Catalogne : le Bloc québécois interpelle les libéraux

Catalogne : le Bloc québécois interpelle les libéraux

mar, 10/31/2017 – 07:30
Posté dans :
0 commentaire

Le Bloc québécois veut que le gouvernement du Canada reconnaisse le nouveau pays et qu'il condamne l'Espagne pour ses abus.

Source : Nos communesPhoto : Pau Barrena, AFP

Lundi, à la Chambre des communes, le député bloquiste Xavier Barsalou-Duval a interpellé les libéraux en soulignant que le gouvernement catalan avait déclaré son indépendance à l'aide d'un processus démocratique et pacifique où le « oui » l'avait emporté à 90 %. Puis, il a lancé : « Le Canada a reconnu plusieurs pays maintenant membres de l'ONU : la République tchèque, l'Ukraine, le Soudan du Sud et même le Kosovo. Pourtant, c'est deux poids deux mesures pour ce gouvernement. Pourquoi le Canada s'obstine-t-il à ne pas reconnaître le nouvel État catalan ? »

Le secrétaire parlementaire de la ministre des Affaires étrangères, Matt DeCourcey, a répondu : « La situation en Catalogne demeure une situation interne pour l'Espagne.

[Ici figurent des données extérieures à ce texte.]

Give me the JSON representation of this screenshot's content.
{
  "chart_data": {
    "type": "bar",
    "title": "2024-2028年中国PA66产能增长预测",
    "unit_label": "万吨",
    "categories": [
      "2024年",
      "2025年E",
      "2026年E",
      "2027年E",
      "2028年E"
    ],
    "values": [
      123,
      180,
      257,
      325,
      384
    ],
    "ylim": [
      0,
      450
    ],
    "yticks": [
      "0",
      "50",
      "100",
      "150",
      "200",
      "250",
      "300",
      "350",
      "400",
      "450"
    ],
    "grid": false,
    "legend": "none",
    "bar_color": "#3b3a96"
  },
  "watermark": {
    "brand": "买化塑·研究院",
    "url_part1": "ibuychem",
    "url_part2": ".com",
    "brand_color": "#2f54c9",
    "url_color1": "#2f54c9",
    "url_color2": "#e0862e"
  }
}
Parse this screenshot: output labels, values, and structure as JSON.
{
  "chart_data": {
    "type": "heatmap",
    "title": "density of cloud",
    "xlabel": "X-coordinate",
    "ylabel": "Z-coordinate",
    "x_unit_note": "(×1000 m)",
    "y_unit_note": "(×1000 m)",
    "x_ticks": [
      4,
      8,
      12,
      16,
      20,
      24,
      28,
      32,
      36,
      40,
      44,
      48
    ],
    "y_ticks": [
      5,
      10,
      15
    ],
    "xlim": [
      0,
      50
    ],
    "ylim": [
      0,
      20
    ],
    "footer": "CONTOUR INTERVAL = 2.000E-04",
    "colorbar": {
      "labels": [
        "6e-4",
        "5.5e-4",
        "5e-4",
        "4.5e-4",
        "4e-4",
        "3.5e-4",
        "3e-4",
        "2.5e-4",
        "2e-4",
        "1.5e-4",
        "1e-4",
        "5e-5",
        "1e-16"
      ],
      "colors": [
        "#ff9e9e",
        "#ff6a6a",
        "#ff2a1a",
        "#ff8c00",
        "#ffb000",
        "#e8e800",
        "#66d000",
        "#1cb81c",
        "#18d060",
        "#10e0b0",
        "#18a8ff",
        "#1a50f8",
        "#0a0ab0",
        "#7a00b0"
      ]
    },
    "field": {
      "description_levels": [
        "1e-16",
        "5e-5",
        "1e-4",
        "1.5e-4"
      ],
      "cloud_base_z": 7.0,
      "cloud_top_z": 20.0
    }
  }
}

Le dialogue entre l'Espagne et la Catalogne à l'intérieur de la Constitution espagnole demeure la marche à suivre. Nous demandons aux deux partis de résoudre la situation pacifiquement. » Il a conclu : « Le Canada reconnaît une Espagne unie. »

Insatisfait, le député bloquiste Mario Beaulieu a lâché que c'était « une honte de voir le gouvernement canadien perdre tout sens démocratique quand il s'agit du droit à l'autodétermination des peuples. » Il a enchaîné : « [L]'Espagne a mis à prix la tête de tous les membres indépendantistes du gouvernement catalan, légitimement élus, en les accusant de sédition et de rébellion. C'est 100 000 $ par tête pour un grand total de 6,9 millions de dollars. » Il a demandé : « Le Canada va-t-il condamner l'Espagne pour ses actes de répression et ses attaques illégales en vertu du droit international ? »

M. DeCourcey a répété les mêmes propos.

Rappelons que le 27 octobre, le gouvernement catalan a déclaré l'indépendance de la Catalogne. Les grandes puissances ont refusé de la reconnaître et l'Espagne a mis le nouveau pays sous tutelle. Le président de la Catalogne, Carles Puigdemont, se trouve actuellement en Belgique, où il doit bientôt prendre la parole.